Nel giro di poche settimane, cominciai a pregare come non avevo mai pregato prima. Scoprii che non dovevo cercare di resistere con le mie sole forze. Non dovevo fare tutto da sola. (Filip. 4:6, 7) A quell’epoca fumavo 60 o 70 sigarette al giorno. Ma nel giro di tre o quattro settimane mi tolsi il vizio. Non avevo più bisogno di quel sostegno.
Provai subito grande gioia e contentezza portando ai miei vicini il conforto che la “buona notizia” mi aveva dato. Ricevetti ulteriore forza frequentando le adunanze dei testimoni di Geova nella locale Sala del Regno. Sei mesi dopo, nel maggio del 1975, dedicai la mia vita a Geova Dio.

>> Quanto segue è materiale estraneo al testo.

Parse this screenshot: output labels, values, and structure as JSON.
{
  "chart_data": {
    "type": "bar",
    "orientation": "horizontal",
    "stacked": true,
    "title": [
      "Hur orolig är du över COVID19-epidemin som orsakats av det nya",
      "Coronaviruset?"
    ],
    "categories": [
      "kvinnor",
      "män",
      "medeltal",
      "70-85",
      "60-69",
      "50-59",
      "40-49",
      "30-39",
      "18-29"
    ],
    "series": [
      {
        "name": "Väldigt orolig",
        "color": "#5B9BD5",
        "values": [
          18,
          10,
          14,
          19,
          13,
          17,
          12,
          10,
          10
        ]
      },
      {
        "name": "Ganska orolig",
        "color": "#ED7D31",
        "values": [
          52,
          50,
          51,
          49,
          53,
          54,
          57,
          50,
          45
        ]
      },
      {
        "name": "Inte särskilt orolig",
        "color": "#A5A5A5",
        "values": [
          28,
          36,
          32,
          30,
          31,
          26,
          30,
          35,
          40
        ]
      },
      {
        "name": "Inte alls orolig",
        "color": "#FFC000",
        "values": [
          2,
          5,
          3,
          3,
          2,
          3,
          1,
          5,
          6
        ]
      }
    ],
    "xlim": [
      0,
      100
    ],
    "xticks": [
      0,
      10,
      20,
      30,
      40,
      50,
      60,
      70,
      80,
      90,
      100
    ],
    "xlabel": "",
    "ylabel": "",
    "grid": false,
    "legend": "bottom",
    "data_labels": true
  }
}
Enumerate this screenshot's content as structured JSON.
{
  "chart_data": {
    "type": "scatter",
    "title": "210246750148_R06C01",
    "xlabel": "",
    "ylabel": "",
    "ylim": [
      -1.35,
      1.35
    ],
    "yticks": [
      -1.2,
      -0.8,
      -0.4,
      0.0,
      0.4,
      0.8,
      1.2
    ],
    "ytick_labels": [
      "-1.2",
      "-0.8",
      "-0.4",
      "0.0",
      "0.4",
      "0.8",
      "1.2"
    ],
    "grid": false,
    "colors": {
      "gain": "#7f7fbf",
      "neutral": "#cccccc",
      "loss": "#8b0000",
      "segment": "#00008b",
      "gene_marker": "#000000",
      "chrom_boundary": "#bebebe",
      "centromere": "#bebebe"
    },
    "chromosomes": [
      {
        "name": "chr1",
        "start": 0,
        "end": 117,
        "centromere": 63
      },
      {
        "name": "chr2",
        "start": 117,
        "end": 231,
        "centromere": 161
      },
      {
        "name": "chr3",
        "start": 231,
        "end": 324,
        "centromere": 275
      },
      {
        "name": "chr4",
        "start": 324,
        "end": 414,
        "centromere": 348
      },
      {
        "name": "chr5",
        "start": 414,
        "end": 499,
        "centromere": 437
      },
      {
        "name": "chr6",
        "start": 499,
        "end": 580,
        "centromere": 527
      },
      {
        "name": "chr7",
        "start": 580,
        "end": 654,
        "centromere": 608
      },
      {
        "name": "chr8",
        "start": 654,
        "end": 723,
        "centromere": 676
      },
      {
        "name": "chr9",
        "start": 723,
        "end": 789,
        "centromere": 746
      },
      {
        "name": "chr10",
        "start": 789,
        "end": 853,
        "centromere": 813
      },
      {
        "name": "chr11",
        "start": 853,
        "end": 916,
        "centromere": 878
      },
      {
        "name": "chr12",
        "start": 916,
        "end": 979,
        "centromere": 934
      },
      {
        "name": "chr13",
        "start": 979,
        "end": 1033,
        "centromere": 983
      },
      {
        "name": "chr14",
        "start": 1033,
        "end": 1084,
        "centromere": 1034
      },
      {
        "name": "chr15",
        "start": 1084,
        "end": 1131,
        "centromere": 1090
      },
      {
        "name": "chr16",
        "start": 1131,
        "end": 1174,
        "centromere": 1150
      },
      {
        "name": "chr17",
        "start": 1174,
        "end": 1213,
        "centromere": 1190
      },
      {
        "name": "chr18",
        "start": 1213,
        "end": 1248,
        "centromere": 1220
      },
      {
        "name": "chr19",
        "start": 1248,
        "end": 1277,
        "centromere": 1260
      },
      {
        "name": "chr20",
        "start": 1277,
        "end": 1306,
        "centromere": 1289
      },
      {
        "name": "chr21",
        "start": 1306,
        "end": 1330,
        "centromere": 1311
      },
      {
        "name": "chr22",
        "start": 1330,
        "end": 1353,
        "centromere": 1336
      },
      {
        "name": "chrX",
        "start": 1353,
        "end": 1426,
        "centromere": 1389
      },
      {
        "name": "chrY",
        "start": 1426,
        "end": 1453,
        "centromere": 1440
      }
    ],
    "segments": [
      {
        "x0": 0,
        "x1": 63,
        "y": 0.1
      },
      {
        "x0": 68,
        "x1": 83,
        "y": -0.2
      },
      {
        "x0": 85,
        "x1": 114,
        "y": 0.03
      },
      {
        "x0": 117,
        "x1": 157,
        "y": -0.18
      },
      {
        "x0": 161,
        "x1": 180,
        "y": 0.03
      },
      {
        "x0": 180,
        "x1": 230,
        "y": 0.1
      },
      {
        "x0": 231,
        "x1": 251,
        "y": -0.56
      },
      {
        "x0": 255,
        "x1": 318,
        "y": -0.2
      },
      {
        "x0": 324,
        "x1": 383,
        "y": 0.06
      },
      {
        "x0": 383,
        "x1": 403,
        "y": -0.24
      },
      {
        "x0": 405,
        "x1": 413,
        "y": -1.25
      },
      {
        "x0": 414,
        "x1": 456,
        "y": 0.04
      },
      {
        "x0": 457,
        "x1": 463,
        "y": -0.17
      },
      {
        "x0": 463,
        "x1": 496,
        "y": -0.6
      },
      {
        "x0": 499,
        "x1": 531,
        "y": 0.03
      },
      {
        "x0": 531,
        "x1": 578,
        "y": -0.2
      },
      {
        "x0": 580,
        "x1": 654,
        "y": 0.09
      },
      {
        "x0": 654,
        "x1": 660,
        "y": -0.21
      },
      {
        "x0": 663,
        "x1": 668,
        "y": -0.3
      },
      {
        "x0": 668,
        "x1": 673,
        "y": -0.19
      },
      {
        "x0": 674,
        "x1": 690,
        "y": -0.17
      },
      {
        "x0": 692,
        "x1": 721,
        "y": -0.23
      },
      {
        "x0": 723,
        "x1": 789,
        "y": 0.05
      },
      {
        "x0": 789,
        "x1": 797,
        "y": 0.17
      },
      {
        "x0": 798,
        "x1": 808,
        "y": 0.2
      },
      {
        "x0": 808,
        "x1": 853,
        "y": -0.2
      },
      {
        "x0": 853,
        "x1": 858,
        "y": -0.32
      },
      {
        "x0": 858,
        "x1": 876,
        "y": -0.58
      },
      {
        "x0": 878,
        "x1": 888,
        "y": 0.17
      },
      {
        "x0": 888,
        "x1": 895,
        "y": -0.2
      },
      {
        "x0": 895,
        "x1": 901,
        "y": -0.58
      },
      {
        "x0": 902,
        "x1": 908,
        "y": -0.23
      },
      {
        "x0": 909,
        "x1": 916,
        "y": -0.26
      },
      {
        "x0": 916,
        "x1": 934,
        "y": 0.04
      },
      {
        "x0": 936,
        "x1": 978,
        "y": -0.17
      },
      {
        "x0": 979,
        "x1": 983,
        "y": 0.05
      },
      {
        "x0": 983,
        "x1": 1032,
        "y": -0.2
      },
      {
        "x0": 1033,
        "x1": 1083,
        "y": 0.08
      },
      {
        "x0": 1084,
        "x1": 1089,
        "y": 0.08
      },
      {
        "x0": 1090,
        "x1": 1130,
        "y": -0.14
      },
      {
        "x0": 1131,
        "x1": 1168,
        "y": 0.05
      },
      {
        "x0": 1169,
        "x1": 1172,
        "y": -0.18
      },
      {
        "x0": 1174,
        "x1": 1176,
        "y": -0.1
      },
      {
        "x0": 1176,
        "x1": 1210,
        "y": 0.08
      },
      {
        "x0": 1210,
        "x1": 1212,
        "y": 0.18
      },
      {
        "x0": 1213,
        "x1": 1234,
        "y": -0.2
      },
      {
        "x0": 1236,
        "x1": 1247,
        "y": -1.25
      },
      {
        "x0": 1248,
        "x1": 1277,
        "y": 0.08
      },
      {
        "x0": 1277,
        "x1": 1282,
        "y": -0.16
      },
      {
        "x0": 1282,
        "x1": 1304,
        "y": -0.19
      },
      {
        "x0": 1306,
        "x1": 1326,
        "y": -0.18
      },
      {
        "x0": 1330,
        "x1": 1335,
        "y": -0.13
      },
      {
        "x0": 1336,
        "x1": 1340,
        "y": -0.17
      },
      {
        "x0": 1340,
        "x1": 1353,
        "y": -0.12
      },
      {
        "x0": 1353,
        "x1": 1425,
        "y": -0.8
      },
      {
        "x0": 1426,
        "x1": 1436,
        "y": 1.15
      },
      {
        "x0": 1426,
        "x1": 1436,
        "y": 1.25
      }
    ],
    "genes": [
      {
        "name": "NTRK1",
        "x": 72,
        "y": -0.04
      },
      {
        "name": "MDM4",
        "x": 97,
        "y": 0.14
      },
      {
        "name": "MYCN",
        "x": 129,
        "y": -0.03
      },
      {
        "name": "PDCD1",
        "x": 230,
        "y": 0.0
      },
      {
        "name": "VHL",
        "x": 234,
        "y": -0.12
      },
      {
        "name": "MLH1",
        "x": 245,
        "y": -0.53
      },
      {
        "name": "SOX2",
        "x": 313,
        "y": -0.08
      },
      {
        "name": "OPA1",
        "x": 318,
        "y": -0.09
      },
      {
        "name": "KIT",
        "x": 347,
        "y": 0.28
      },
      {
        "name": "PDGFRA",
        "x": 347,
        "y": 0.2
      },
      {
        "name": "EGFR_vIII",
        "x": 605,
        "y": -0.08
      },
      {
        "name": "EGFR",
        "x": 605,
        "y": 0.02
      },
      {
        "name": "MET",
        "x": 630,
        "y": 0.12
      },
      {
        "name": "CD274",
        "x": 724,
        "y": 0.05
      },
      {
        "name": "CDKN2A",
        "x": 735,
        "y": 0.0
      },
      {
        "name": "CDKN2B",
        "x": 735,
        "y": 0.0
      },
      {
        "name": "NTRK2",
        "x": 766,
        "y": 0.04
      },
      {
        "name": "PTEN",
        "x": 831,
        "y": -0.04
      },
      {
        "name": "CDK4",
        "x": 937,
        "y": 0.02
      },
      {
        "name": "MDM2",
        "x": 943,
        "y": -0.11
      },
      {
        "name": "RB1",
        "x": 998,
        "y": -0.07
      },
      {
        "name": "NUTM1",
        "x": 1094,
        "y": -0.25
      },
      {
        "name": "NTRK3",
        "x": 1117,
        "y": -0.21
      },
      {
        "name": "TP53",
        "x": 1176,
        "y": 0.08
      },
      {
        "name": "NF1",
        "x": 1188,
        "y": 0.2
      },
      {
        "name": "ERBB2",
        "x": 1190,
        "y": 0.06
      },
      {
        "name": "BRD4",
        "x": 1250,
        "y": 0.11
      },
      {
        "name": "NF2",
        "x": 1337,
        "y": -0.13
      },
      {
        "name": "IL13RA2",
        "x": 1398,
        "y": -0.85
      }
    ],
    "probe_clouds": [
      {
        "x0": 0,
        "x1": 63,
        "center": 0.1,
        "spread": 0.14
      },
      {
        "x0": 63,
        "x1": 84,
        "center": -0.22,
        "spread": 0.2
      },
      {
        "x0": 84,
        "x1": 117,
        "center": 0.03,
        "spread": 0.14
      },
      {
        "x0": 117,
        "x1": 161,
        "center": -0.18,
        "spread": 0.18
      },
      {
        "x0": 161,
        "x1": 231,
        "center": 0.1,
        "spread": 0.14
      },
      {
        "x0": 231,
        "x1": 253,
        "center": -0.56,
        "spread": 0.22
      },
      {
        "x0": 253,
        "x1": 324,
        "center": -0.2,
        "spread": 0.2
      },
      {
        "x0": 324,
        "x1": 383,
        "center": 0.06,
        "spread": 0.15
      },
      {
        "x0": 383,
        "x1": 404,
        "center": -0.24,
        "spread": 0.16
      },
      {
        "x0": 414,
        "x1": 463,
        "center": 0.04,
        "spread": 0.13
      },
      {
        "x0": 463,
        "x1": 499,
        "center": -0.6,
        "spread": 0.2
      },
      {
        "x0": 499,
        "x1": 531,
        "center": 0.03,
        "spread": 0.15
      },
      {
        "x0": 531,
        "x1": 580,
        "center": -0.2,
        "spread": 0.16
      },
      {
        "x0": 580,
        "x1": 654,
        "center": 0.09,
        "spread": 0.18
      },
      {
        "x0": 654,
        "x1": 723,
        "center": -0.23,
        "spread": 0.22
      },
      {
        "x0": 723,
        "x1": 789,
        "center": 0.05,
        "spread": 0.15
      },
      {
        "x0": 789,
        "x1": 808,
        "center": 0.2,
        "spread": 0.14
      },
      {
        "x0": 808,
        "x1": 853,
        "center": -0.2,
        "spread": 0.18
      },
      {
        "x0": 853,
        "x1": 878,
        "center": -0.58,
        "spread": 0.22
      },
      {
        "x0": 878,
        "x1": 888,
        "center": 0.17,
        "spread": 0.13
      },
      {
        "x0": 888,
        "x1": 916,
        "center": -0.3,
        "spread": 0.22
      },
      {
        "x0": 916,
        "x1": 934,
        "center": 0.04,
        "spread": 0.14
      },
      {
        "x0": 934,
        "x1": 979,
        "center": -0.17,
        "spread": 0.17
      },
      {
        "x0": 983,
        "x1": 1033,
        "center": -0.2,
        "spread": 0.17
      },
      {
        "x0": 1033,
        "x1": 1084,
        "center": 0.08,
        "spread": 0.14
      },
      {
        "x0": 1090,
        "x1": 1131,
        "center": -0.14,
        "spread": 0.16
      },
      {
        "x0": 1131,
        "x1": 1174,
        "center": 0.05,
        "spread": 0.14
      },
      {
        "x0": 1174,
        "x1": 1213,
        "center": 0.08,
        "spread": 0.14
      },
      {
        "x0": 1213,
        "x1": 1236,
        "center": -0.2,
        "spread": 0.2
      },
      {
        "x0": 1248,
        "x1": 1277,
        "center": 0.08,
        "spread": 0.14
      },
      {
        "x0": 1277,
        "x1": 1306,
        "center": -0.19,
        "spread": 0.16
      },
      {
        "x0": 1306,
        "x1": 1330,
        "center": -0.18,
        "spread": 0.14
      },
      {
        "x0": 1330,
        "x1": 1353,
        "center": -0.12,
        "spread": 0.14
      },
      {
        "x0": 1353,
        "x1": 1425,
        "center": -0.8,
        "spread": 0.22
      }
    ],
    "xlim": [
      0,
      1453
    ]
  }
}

Sono passati più di dieci anni da quando pensavo di suicidarmi. Ogni tanto mi sento ancora depressa, quando le cose mi vanno storte, come suppongo capiti a tutti. Ma ora ho una ‘forza oltre ciò che è normale’. (II Cor. 4:7, 8) Ho l’aiuto di Geova. Per quanto possa sentirmi infelice, Egli viene sempre a bussare alla mia porta, non letteralmente, certo, ma in un modo o nell’altro è come se mi dicesse: ‘Non sei sola!’
Posso pregare sempre, in qualsiasi circostanza, e ne sono veramente grata. Ho la vita, una famiglia affettuosa e uno scopo per cui vivere. Cos’altro si potrebbe chiedere? — Da una lettrice di “Svegliatevi!” in Inghilterra.